Dialectical Adventures: Partying with the “Spirit”
by Creston Davis
Have you ever had one of those nights that felt more like a dream than reality? Recently while doing work on a book in New York I was invited to one of those “secret-theme” parties in which people dress up in different time-period costumes and put on a persona of a famous writer or artist. But the trick here is to pick someone out who’s known but not immediately familiar, because if someone guesses who you are you have to leave the party (or at least join the parallel party when your secret identity is blown). After my friends and I frantically hit as many vintage shops in Chelsea as we could (FYI, there are no real vintage shops on the Upper-East Side), I had to think of what person I should “be.” I finally narrowed the list down to either Antonin Artaud or Rene Crevel (a French surrealist and writer). I went as the latter about who Dali said that he was “The only real communist within the surrealist [movement].”
Here the lesson is simple– to be successful you must find a dialectical balance between someone who people know, but don’t want them to immediately recognize. This is the basic start of the dialectical adventure!
The standard critique that you often find when it comes to media studies is a simple cause (the media bombard us with images, perverse representations of reality etc.) and the effect (we believe or “buy” these images) and so, the end result is: the media basically determine how we interpret the world. But this gap between cause (media) and the effect (the world) is itself a distortion. To think that images and reality are somehow separated it precisely where the problem is. For Kant to Husserl, the object of perception couldn’t be know in-itself (that is, its essence was unknowable). This was why Jacobi charged Kant’s system as being nihilistic.
But here it is important that we see how Hegel reverses this: For Hegel “essence must appear” (Science of Logic), that is the phenomenon of history appears in objects. So the essence of things is known but its apperception is shot-through with dialectical stitching. But here we must be careful not to misunderstand what we mean by “dialectical”—for this is one of the most misused philosophical concepts of all times. First of all when you think of the dialectic you must always remember that what’s at play is being able to see two or more things at once. So if you’re a Puritanical thinker (especially one of these secular “self-righteous” thinkers who only sees the world in shallow black and white terms alone (i.e., Man vs. Woman; Master vs. Slave; the Signified vs. the signifier etc.) you simply are unable to actually “think” beyond a child-like mindset. The adventure of the dialectic invites you to perceive a thing (say a desk) and its opposite (its non-existence) at the same time through the very phenomenological “showing” of its very absence! But that is not all, thinking dialectically asks something more over you—you must now think at the same time the desk and the non-desk AND then think the negation of the thought [desk/non-desk]. And finally you must think, the desk/non-desk and the negation of [desk/non-desk] at the same time. And now you have the following: Desk, then, the non-desk. Then [desk/non-desk] and non [desk/non-desk] Then non- [desk/non-desk] and non [desk/non-desk]

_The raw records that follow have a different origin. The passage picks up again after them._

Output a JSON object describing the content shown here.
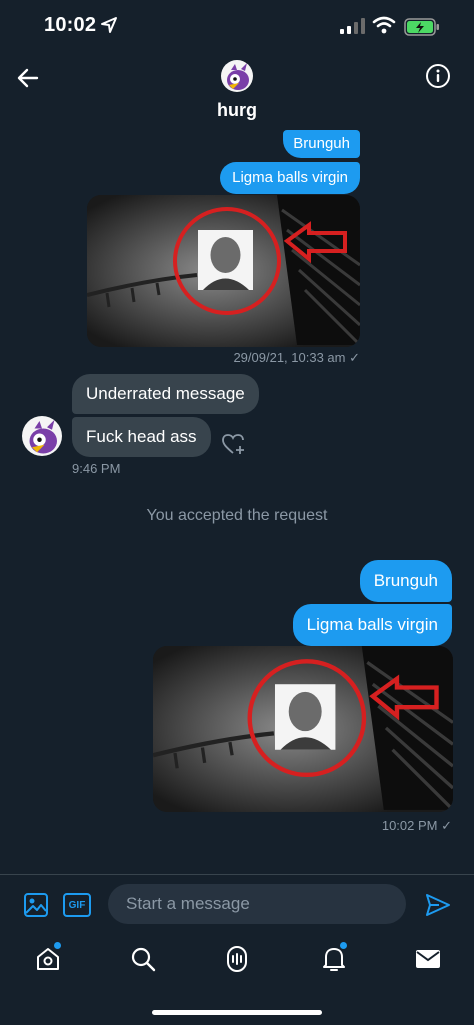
{
  "status_bar": {
    "time": "10:02"
  },
  "header": {
    "title": "hurg"
  },
  "conversation": {
    "top_outgoing": [
      "Brunguh",
      "Ligma balls virgin"
    ],
    "top_photo_timestamp": "29/09/21, 10:33 am ✓",
    "incoming": [
      "Underrated message",
      "Fuck head ass"
    ],
    "incoming_time": "9:46 PM",
    "system_note": "You accepted the request",
    "bottom_outgoing": [
      "Brunguh",
      "Ligma balls virgin"
    ],
    "bottom_photo_timestamp": "10:02 PM ✓"
  },
  "composer": {
    "placeholder": "Start a message",
    "gif_label": "GIF"
  },
  "icons": {
    "back": "back-arrow-icon",
    "info": "info-icon",
    "image": "image-icon",
    "gif": "gif-icon",
    "send": "send-icon",
    "like": "heart-plus-icon",
    "tabs": [
      "home-icon",
      "search-icon",
      "spaces-icon",
      "notifications-icon",
      "messages-icon"
    ]
  },
  "colors": {
    "background": "#15202b",
    "accent": "#1d9bf0",
    "incoming_bubble": "#38444d",
    "muted": "#8b98a5"
  }
}
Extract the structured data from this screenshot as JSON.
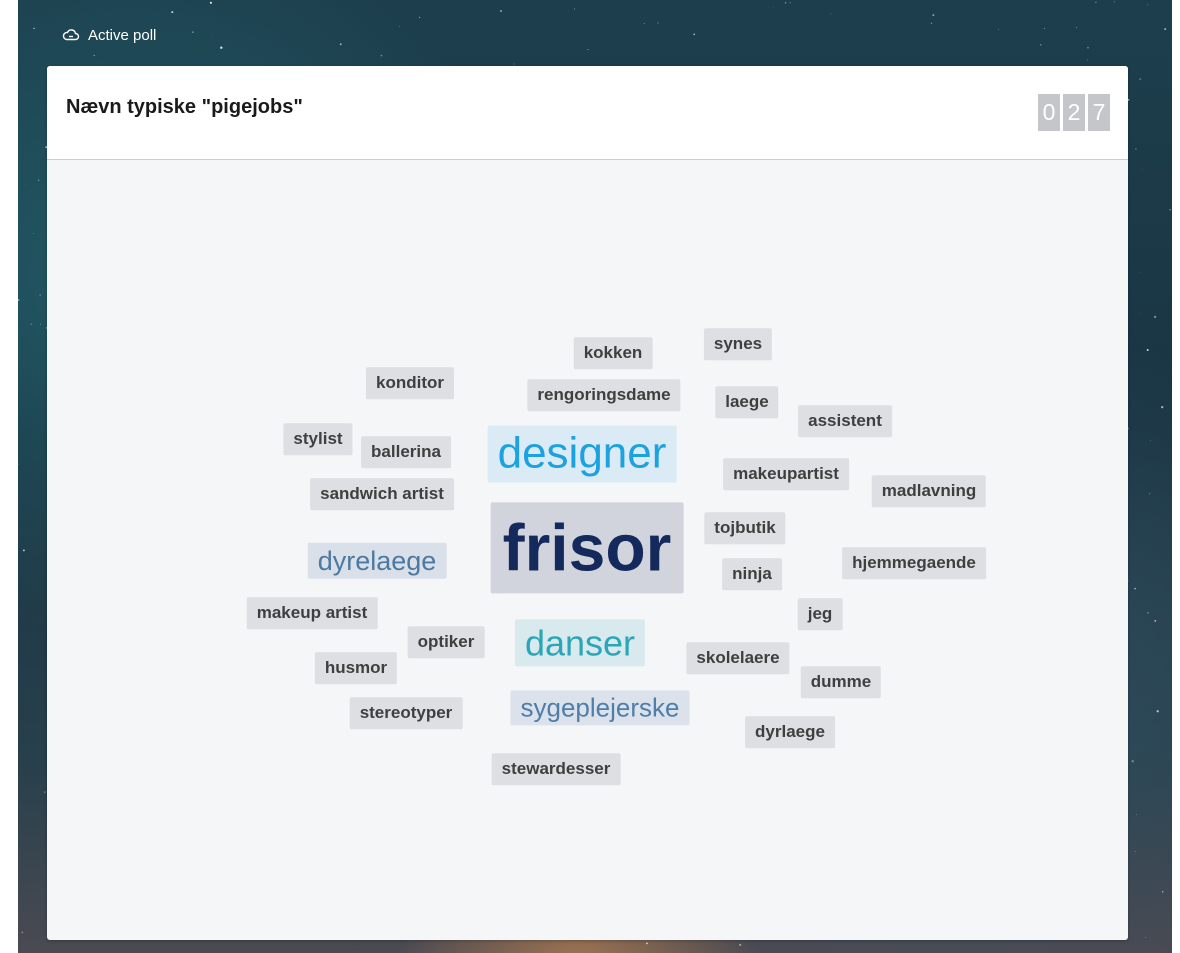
{
  "topbar": {
    "label": "Active poll",
    "icon": "cloud-icon"
  },
  "poll": {
    "title": "Nævn typiske \"pigejobs\"",
    "counter": [
      "0",
      "2",
      "7"
    ]
  },
  "colors": {
    "frisor": "#142a5c",
    "designer": "#1da2e0",
    "danser": "#2aa6b8",
    "dyrelaege": "#4d79a0",
    "sygeplejerske": "#4f7ea8",
    "default": "#3f3f3f"
  },
  "words": [
    {
      "text": "frisor"
    },
    {
      "text": "designer"
    },
    {
      "text": "danser"
    },
    {
      "text": "dyrelaege"
    },
    {
      "text": "sygeplejerske"
    },
    {
      "text": "kokken"
    },
    {
      "text": "synes"
    },
    {
      "text": "konditor"
    },
    {
      "text": "rengoringsdame"
    },
    {
      "text": "laege"
    },
    {
      "text": "assistent"
    },
    {
      "text": "stylist"
    },
    {
      "text": "ballerina"
    },
    {
      "text": "makeupartist"
    },
    {
      "text": "madlavning"
    },
    {
      "text": "sandwich artist"
    },
    {
      "text": "tojbutik"
    },
    {
      "text": "hjemmegaende"
    },
    {
      "text": "ninja"
    },
    {
      "text": "makeup artist"
    },
    {
      "text": "jeg"
    },
    {
      "text": "optiker"
    },
    {
      "text": "skolelaere"
    },
    {
      "text": "husmor"
    },
    {
      "text": "dumme"
    },
    {
      "text": "stereotyper"
    },
    {
      "text": "dyrlaege"
    },
    {
      "text": "stewardesser"
    }
  ]
}
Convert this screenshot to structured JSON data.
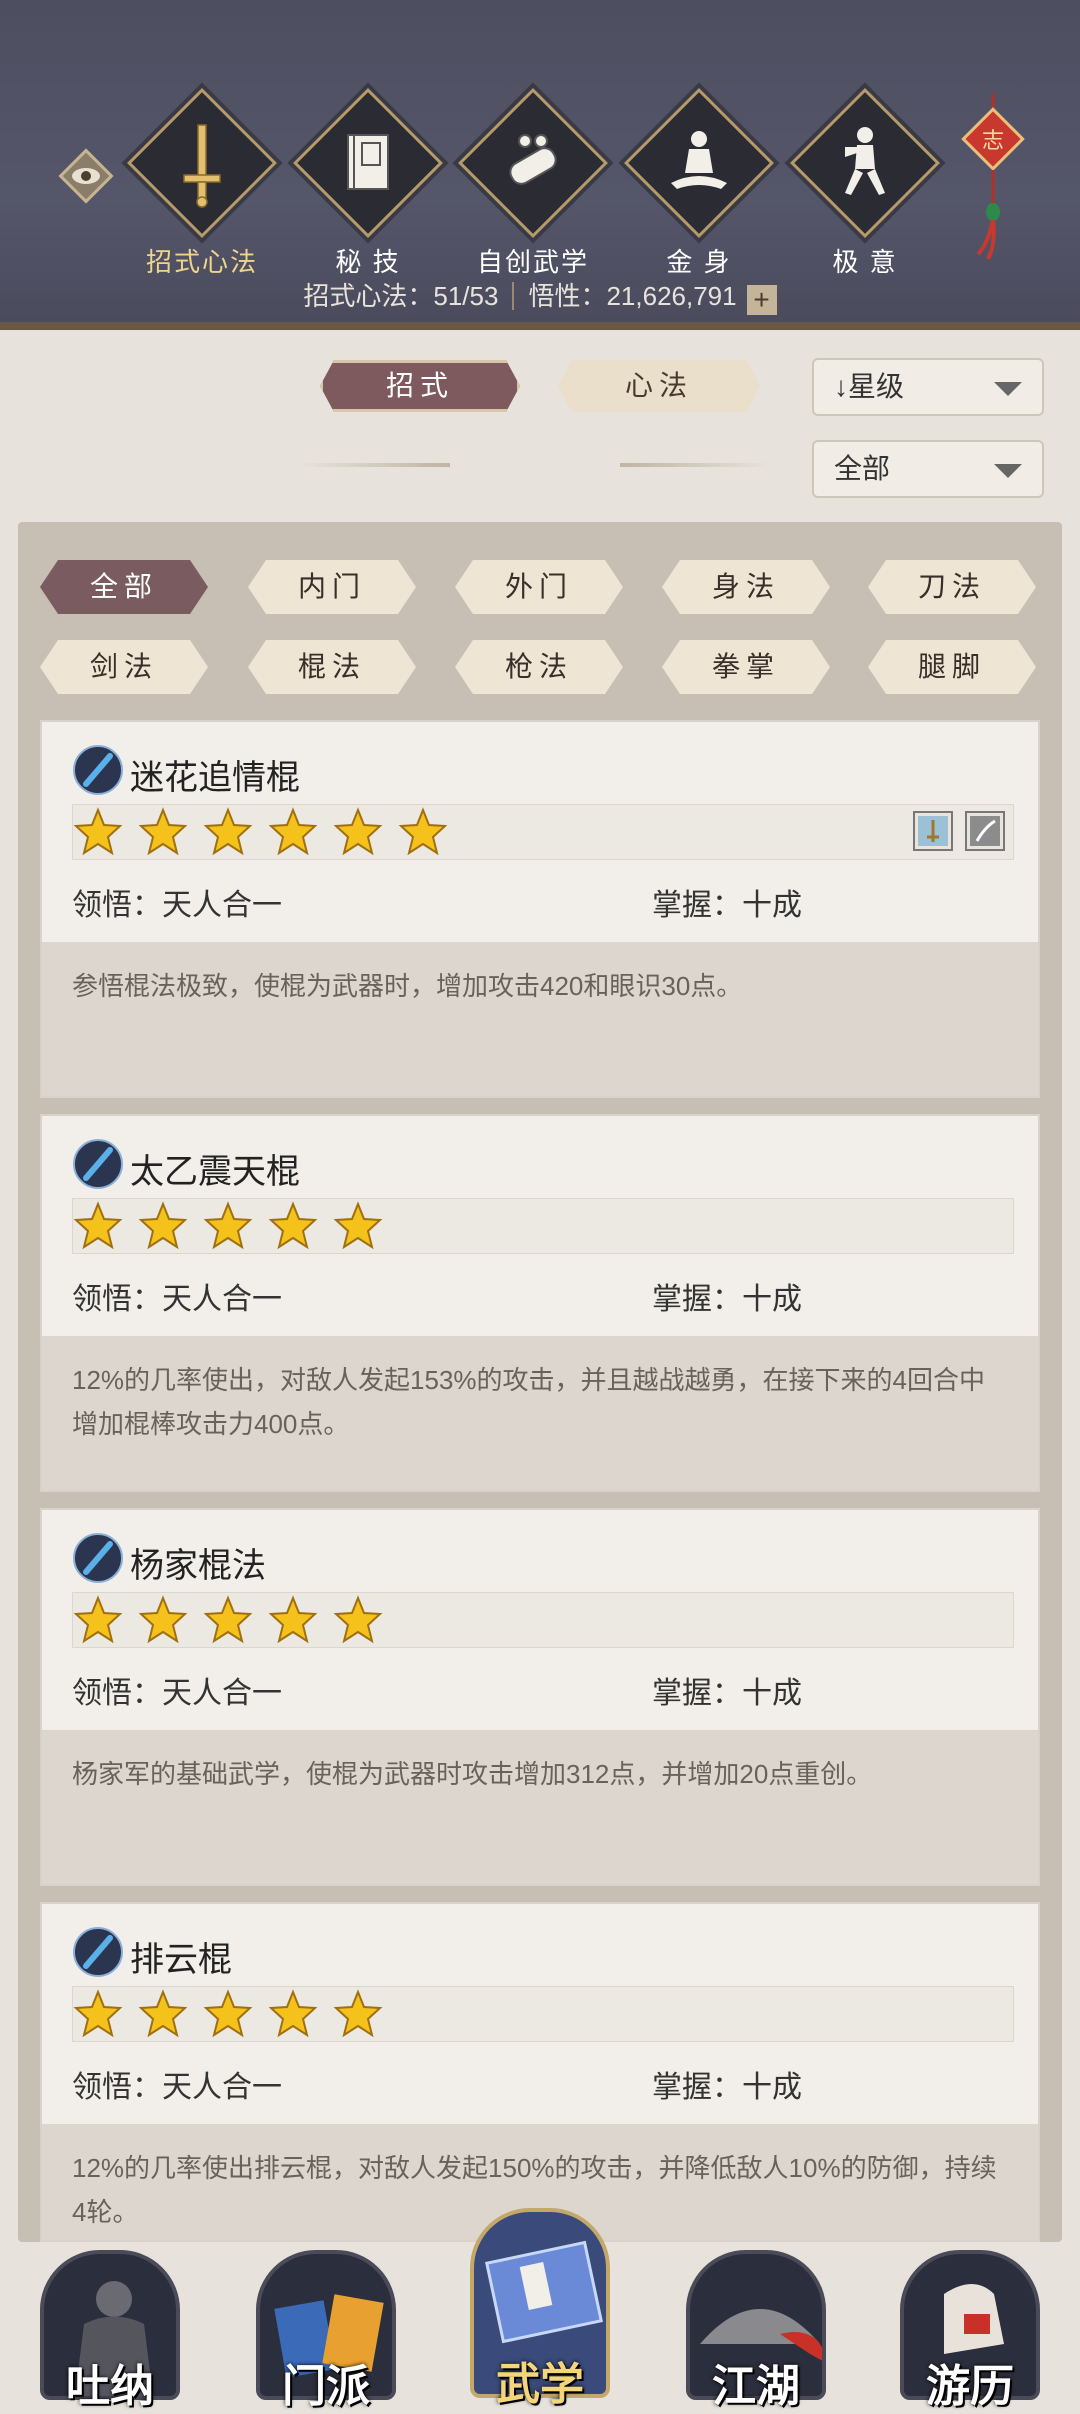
{
  "header": {
    "tabs": [
      {
        "label": "招式心法",
        "icon": "sword-icon",
        "active": true
      },
      {
        "label": "秘 技",
        "icon": "book-icon",
        "active": false
      },
      {
        "label": "自创武学",
        "icon": "scroll-icon",
        "active": false
      },
      {
        "label": "金 身",
        "icon": "meditate-icon",
        "active": false
      },
      {
        "label": "极 意",
        "icon": "martial-pose-icon",
        "active": false
      }
    ],
    "knot_char": "志",
    "stats": {
      "moves_label": "招式心法：51/53",
      "insight_label": "悟性：21,626,791",
      "plus": "+"
    }
  },
  "toggle": {
    "moves": "招式",
    "arts": "心法"
  },
  "sort": {
    "label": "↓星级",
    "filter": "全部"
  },
  "filters": [
    "全部",
    "内门",
    "外门",
    "身法",
    "刀法",
    "剑法",
    "棍法",
    "枪法",
    "拳掌",
    "腿脚"
  ],
  "cards": [
    {
      "name": "迷花追情棍",
      "stars": 6,
      "lingwu": "领悟：天人合一",
      "zhangwo": "掌握：十成",
      "desc": "参悟棍法极致，使棍为武器时，增加攻击420和眼识30点。",
      "badges": true
    },
    {
      "name": "太乙震天棍",
      "stars": 5,
      "lingwu": "领悟：天人合一",
      "zhangwo": "掌握：十成",
      "desc": "12%的几率使出，对敌人发起153%的攻击，并且越战越勇，在接下来的4回合中增加棍棒攻击力400点。",
      "badges": false
    },
    {
      "name": "杨家棍法",
      "stars": 5,
      "lingwu": "领悟：天人合一",
      "zhangwo": "掌握：十成",
      "desc": "杨家军的基础武学，使棍为武器时攻击增加312点，并增加20点重创。",
      "badges": false
    },
    {
      "name": "排云棍",
      "stars": 5,
      "lingwu": "领悟：天人合一",
      "zhangwo": "掌握：十成",
      "desc": "12%的几率使出排云棍，对敌人发起150%的攻击，并降低敌人10%的防御，持续4轮。",
      "badges": false
    }
  ],
  "nav": [
    {
      "label": "吐纳",
      "active": false
    },
    {
      "label": "门派",
      "active": false
    },
    {
      "label": "武学",
      "active": true
    },
    {
      "label": "江湖",
      "active": false
    },
    {
      "label": "游历",
      "active": false
    }
  ]
}
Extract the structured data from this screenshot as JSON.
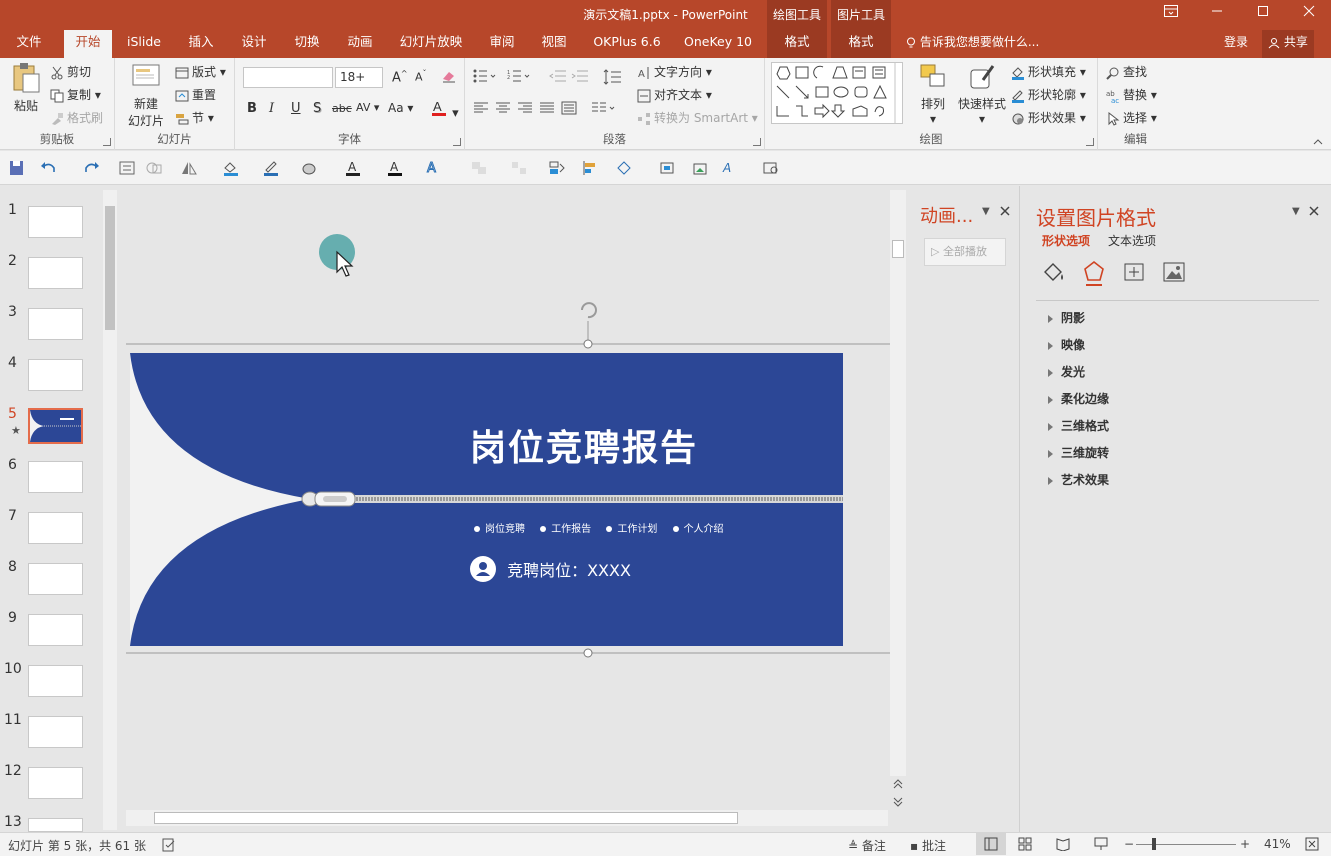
{
  "window": {
    "title": "演示文稿1.pptx - PowerPoint",
    "context_tabs": [
      {
        "group": "绘图工具",
        "tab": "格式"
      },
      {
        "group": "图片工具",
        "tab": "格式"
      }
    ]
  },
  "tabs": [
    "文件",
    "开始",
    "iSlide",
    "插入",
    "设计",
    "切换",
    "动画",
    "幻灯片放映",
    "审阅",
    "视图",
    "OKPlus 6.6",
    "OneKey 10"
  ],
  "active_tab": "开始",
  "tell_me": "告诉我您想要做什么...",
  "account": {
    "login": "登录",
    "share": "共享"
  },
  "ribbon": {
    "clipboard": {
      "label": "剪贴板",
      "paste": "粘贴",
      "cut": "剪切",
      "copy": "复制",
      "format_painter": "格式刷"
    },
    "slides": {
      "label": "幻灯片",
      "new_slide_line1": "新建",
      "new_slide_line2": "幻灯片",
      "layout": "版式",
      "reset": "重置",
      "section": "节"
    },
    "font": {
      "label": "字体",
      "font_name": "",
      "font_size": "18+",
      "bold": "B",
      "italic": "I",
      "underline": "U",
      "shadow": "S",
      "strike": "abc",
      "spacing": "AV",
      "case": "Aa"
    },
    "paragraph": {
      "label": "段落",
      "text_direction": "文字方向",
      "align_text": "对齐文本",
      "convert_smartart": "转换为 SmartArt"
    },
    "drawing": {
      "label": "绘图",
      "arrange": "排列",
      "quick_styles": "快速样式",
      "shape_fill": "形状填充",
      "shape_outline": "形状轮廓",
      "shape_effects": "形状效果"
    },
    "editing": {
      "label": "编辑",
      "find": "查找",
      "replace": "替换",
      "select": "选择"
    }
  },
  "thumbnails": [
    "1",
    "2",
    "3",
    "4",
    "5",
    "6",
    "7",
    "8",
    "9",
    "10",
    "11",
    "12",
    "13"
  ],
  "selected_slide": "5",
  "slide": {
    "title": "岗位竞聘报告",
    "bullets": [
      "岗位竞聘",
      "工作报告",
      "工作计划",
      "个人介绍"
    ],
    "position_line": "竞聘岗位：XXXX",
    "colors": {
      "background": "#2c4796",
      "left_shape": "#f2f2f2"
    }
  },
  "animation_pane": {
    "title": "动画...",
    "play_all": "全部播放"
  },
  "format_pane": {
    "title": "设置图片格式",
    "tabs": [
      "形状选项",
      "文本选项"
    ],
    "active_tab": "形状选项",
    "icons": [
      "fill-line-icon",
      "effects-icon",
      "size-properties-icon",
      "picture-icon"
    ],
    "sections": [
      "阴影",
      "映像",
      "发光",
      "柔化边缘",
      "三维格式",
      "三维旋转",
      "艺术效果"
    ]
  },
  "status": {
    "slide_info": "幻灯片 第 5 张，共 61 张",
    "notes": "备注",
    "comments": "批注",
    "zoom": "41%"
  },
  "colors": {
    "accent": "#b7472a",
    "context_tab": "#9b3a22"
  }
}
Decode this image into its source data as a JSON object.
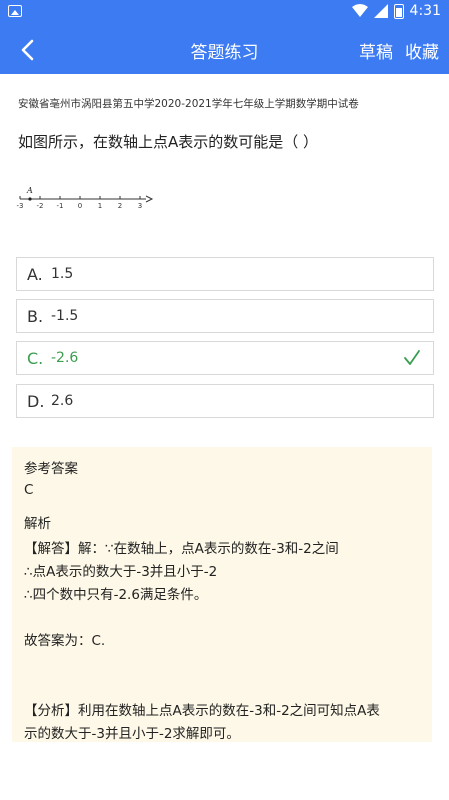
{
  "status_bar": {
    "time": "4:31"
  },
  "header": {
    "title": "答题练习",
    "actions": {
      "draft": "草稿",
      "favorite": "收藏"
    }
  },
  "question": {
    "source": "安徽省亳州市涡阳县第五中学2020-2021学年七年级上学期数学期中试卷",
    "text": "如图所示，在数轴上点A表示的数可能是（     ）",
    "number_line": {
      "point_label": "A",
      "ticks": [
        "-3",
        "-2",
        "-1",
        "0",
        "1",
        "2",
        "3"
      ]
    },
    "options": [
      {
        "letter": "A.",
        "text": "1.5"
      },
      {
        "letter": "B.",
        "text": "-1.5"
      },
      {
        "letter": "C.",
        "text": "-2.6",
        "correct": true
      },
      {
        "letter": "D.",
        "text": "2.6"
      }
    ]
  },
  "answer": {
    "ref_label": "参考答案",
    "ref_value": "C",
    "analysis_label": "解析",
    "solution_line1": "【解答】解：∵在数轴上，点A表示的数在-3和-2之间",
    "solution_line2": "∴点A表示的数大于-3并且小于-2",
    "solution_line3": "∴四个数中只有-2.6满足条件。",
    "conclusion": "故答案为：C.",
    "analysis_line1": "【分析】利用在数轴上点A表示的数在-3和-2之间可知点A表",
    "analysis_line2": "示的数大于-3并且小于-2求解即可。"
  },
  "colors": {
    "primary": "#3d7bf2",
    "correct": "#3a9d4f",
    "answer_bg": "#fdf8e7"
  }
}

But wait, you might ask, when does this process stop? Ah…, well, there’s where the good and the bad emerges. The bad new is that it never stops, which is precisely why it’s good news. It’s good news that the process (the dialectical process) never stops because that means that the process, like the dude abides, but unlike the dude the dialectic abides forever. It would be bad if someone finally were able to think all processes at once, because this would be a fascist thought because nothing would escape its mind—the dialectic would close down into a singularity—a cell-bloc. This would mean that the mind would have captured all possibilities of how thought expresses itself, like the self-righteous puritanical thinker mentioned above. And if that were the case, the mind would cancel itself out because it would no longer have anything to think (as it has already thought everything, and if you have already thought everything, well then there’s nothing left to think anymore). This is why puritanical thinkers (and there are a disturbing amount of them with PhDs) literally can only ever repeat what was already said instead of thinking a new possibility and live through a creative process of life and thought.
So, it follows from this that because we can think something else (something else other than what we are currently thinking) then we must have a mind. In other words, because there’s something else to think, thinking is possible. Which also means that the very possibility of thinking is the very condition for thinking itself. To think means that something is both grasped by the mind and at the same time something is escaping its grasp. So to do something positive (like capturing an object of perception) means something negative is taking place (the perception of the object’s negation) then, it follows that there is something more to thinking than simply capturing the object). The object thus becomes an “icon” that reveals something more than itself through the very revelation of itself in the world. From this insight we can further conclude that there is more to thinking than thinking, namely thinking is beyond thinking; or that thought is the condition of itself in its own negation. Or to put this slightly differently, there is something beyond the mind that gives rise to the ability to think. But here we run into a problem, namely what is this “beyond” this mystery that eludes us? Welcome to the dialectical adventure from where there is never an escape!

This may be the first moment I have understood the term “dialectic.” Of course, it might mean something other than what I am thinking it means…
Thanks.
This must be one of the most useful and accessible descriptions of the dialectic that I’ve come across. Kudos!